Method: A total of 178 outpatient-referred youths, 7-13 years of age, and their caregivers separately identified the 3 problems of greatest concern to them at pretreatment and then rated the severity of those problems weekly during treatment. The Top Problems measure thus formed was evaluated for (a) whether it added to the information obtained through empirically derived standardized measures (e.g., the Child Behavior Checklist [CBCL; Achenbach & Rescorla, 2001] and the Youth Self-Report [YSR; Achenbach & Rescorla, 2001]) and (b) whether it met conventional psychometric standards.
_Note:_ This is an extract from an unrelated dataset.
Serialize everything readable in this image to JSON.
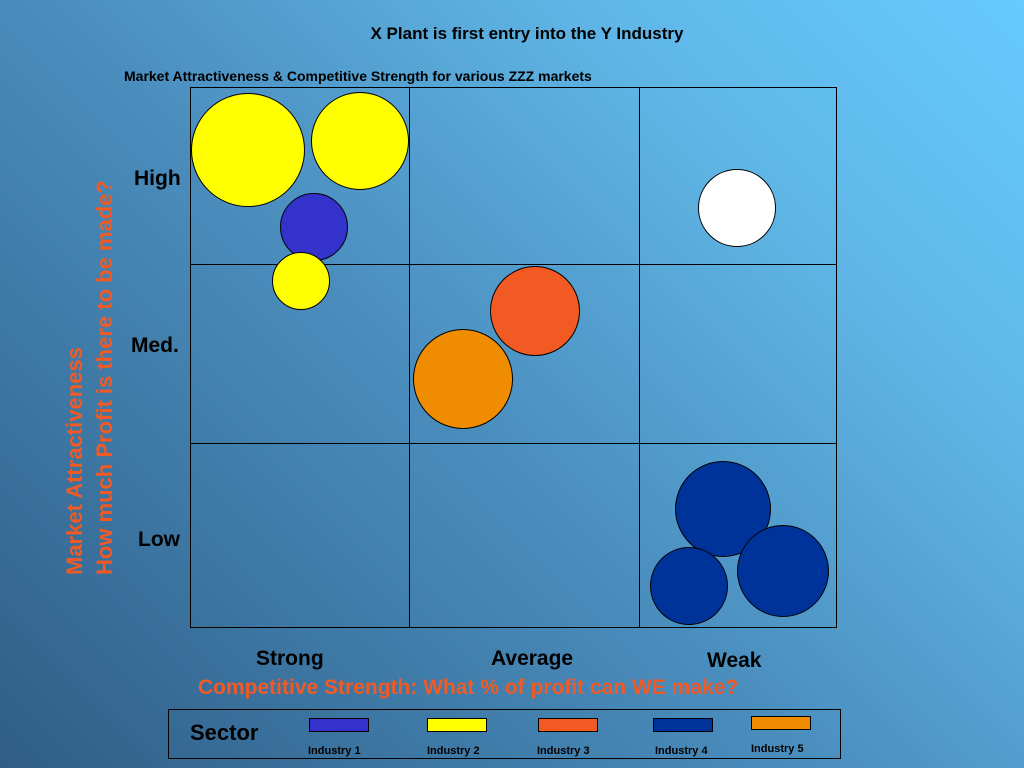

Results: The problems identified were significant and clinically relevant; most matched CBCL/YSR items while adding specificity. The top problems also complemented the information yield of the CBCL/YSR; for example, for 41% of caregivers and 79% of youths, the identified top problems did not correspond to any items of any narrowband scales in the clinical range. Evidence on test-retest reliability, convergent and discriminant validity, sensitivity to change, slope reliability, and the association of Top Problems slopes with standardized measure slopes supported the psychometric strength of the measure.
Conclusions: The Top Problems measure appears to be a psychometrically sound, client-guided approach that complements empirically derived standardized assessment; the approach can help focus attention and treatment planning on the problems that youths and caregivers consider most important and can generate evidence on trajectories of change in those problems during treatment.